The "big picture" regarding the Holocaust in Eastern Europe appears clear as proven by the steady stream of exposés that the Nazi German invasion merely provided the pretext for entire Eastern European peoples to join in exterminating their Jewish neighbors. In Latvia, local volunteers, not the Germans, were the principal executioners. Lithuania was under the boot of the joint "German-Lithuanian" occupation. Owing to its small Jewish population at the start of WWII, Estonians have been largely spared of accusations of murdering their neighbors—offset by endless accusations that they are, nevertheless, a cradle of post-Soviet neo-Nazism.1

None of these accounts asks the question does this make sense? Further investigation is not required in the face of the gospel truth revealed in Hitler's invasion of Eastern Europe: Eastern Europeans apparently had loathed the Jews—who had lived peacefully and flourished in their midst for centuries, keepers and nurturers of the oldest traditions of Judeo-Christian culture—with a deadly passion. That the Holocaust was so "successful" is attributed not to the pure evil of Hitler's industrialized genocide married to ruthless German efficiency, it is that the Shoah could only have so succeeded with widespread, if not universal, support and active participation of the local population. Ergo, the local population widely supported and actively participated. Quod Erat Demonstrandum.
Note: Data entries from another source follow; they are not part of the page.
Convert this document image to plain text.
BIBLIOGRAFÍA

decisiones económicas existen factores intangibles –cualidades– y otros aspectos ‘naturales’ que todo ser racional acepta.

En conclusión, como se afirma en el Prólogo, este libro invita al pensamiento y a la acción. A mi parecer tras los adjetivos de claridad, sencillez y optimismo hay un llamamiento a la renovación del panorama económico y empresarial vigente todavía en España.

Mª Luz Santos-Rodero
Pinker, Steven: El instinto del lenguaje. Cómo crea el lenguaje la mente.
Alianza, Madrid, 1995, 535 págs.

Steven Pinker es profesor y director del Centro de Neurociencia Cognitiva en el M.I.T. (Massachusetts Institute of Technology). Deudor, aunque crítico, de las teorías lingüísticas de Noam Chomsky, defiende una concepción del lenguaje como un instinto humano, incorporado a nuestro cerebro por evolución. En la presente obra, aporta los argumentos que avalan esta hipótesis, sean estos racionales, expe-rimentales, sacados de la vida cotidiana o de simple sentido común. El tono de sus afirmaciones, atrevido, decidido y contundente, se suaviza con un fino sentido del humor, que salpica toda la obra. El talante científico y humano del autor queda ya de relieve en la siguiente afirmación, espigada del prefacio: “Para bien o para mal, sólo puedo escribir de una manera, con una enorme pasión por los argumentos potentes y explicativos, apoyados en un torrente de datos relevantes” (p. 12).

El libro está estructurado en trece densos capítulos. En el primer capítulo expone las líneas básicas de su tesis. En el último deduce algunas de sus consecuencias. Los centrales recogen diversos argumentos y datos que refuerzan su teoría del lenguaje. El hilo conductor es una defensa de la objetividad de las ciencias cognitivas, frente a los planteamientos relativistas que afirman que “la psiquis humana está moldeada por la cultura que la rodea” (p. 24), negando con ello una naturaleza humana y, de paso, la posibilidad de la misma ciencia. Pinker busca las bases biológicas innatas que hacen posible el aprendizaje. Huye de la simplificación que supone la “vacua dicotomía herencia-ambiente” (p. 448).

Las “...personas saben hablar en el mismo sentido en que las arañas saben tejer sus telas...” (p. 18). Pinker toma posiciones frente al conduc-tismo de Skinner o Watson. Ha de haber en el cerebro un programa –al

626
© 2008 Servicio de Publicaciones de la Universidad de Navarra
Extraordinary claims require extraordinary proof. Faced with competing versions of the Holocaust, what should be our guiding compass in our search for the truth?
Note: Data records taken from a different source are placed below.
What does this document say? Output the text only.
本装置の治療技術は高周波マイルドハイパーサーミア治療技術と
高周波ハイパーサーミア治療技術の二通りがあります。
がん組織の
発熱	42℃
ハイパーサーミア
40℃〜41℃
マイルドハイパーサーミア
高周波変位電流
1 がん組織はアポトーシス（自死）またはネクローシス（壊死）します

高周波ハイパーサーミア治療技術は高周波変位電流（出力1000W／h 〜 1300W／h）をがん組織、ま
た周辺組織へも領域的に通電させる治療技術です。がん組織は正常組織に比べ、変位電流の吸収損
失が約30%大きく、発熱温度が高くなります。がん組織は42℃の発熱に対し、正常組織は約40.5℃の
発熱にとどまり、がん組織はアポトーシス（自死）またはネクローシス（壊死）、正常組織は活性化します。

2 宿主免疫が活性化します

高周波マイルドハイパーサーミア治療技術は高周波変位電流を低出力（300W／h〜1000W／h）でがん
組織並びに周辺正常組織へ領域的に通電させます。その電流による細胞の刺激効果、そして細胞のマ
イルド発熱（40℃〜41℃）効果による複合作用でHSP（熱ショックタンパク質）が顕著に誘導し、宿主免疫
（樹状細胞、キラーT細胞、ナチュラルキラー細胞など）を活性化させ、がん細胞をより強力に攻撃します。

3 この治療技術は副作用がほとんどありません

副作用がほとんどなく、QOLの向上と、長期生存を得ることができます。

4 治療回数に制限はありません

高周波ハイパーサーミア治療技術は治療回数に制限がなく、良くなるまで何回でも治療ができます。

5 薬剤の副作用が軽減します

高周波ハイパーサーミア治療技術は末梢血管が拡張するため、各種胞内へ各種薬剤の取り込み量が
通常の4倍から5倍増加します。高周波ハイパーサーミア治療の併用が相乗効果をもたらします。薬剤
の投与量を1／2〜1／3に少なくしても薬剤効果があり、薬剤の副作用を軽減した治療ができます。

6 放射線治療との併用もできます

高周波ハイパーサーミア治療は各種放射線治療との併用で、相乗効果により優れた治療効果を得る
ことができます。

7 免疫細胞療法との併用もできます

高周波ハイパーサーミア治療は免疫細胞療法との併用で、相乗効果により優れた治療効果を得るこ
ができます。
To dig deeper. To accept no source purely at face value or in and of itself as the "truth."

Below, we examine specific events and allegations more closely.
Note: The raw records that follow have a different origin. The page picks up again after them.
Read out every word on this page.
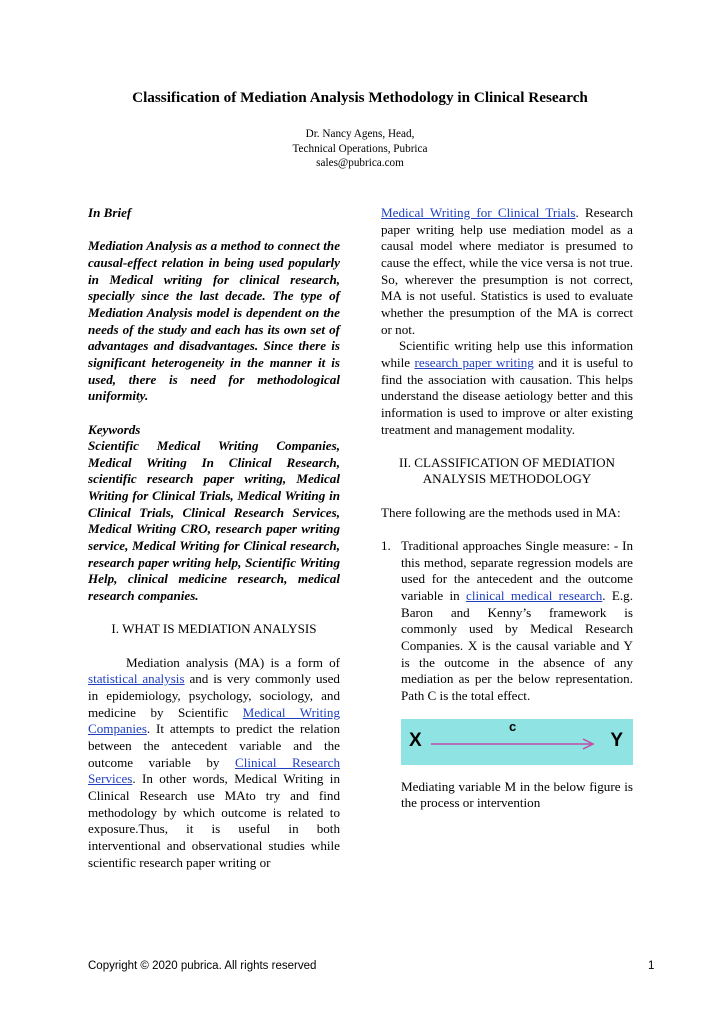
Classification of Mediation Analysis Methodology in Clinical Research
Dr. Nancy Agens, Head,
Technical Operations, Pubrica
sales@pubrica.com

In Brief

Mediation Analysis as a method to connect the causal-effect relation in being used popularly in Medical writing for clinical research, specially since the last decade. The type of Mediation Analysis model is dependent on the needs of the study and each has its own set of advantages and disadvantages. Since there is significant heterogeneity in the manner it is used, there is need for methodological uniformity.

Keywords

Scientific Medical Writing Companies, Medical Writing In Clinical Research, scientific research paper writing, Medical Writing for Clinical Trials, Medical Writing in Clinical Trials, Clinical Research Services, Medical Writing CRO, research paper writing service, Medical Writing for Clinical research, research paper writing help, Scientific Writing Help, clinical medicine research, medical research companies.

I. WHAT IS MEDIATION ANALYSIS

Mediation analysis (MA) is a form of statistical analysis and is very commonly used in epidemiology, psychology, sociology, and medicine by Scientific Medical Writing Companies. It attempts to predict the relation between the antecedent variable and the outcome variable by Clinical Research Services. In other words, Medical Writing in Clinical Research use MAto try and find methodology by which outcome is related to exposure.Thus, it is useful in both interventional and observational studies while scientific research paper writing or

Medical Writing for Clinical Trials. Research paper writing help use mediation model as a causal model where mediator is presumed to cause the effect, while the vice versa is not true. So, wherever the presumption is not correct, MA is not useful. Statistics is used to evaluate whether the presumption of the MA is correct or not.

Scientific writing help use this information while research paper writing and it is useful to find the association with causation. This helps understand the disease aetiology better and this information is used to improve or alter existing treatment and management modality.

II. CLASSIFICATION OF MEDIATION

ANALYSIS METHODOLOGY

There following are the methods used in MA:

1. Traditional approaches Single measure: - In this method, separate regression models are used for the antecedent and the outcome variable in clinical medical research. E.g. Baron and Kenny’s framework is commonly used by Medical Research Companies. X is the causal variable and Y is the outcome in the absence of any mediation as per the below representation. Path C is the total effect.
c
X	Y

Mediating variable M in the below figure is the process or intervention

Copyright © 2020 pubrica. All rights reserved	1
  • Slonim, Belarus, 1942 — Officers of the 18th Latvian Police Battalion stood trial at KGB proceedings in 1961 and were eventually sentenced to deporation or death. According to KGB archives they killed all of Slonim's Jewish inhabitants. German records show most had been killed in two actions well before the Latvians arrived—and one officer could not have even been there when alleged. Something did happen after the Latvians arrived in Slonim, but more research remains to be done.

1Criticism of Estonian sentiment is not limited to the Russian press. In 2002, the U.S. ambassador to Estonia Joseph De Thomas published an op-ed piece in the Estonian daily Eesti Paevaleht indicating that Estonia's membership in NATO depended, in part, on Estonia eliminating resurgent anti-Semitism.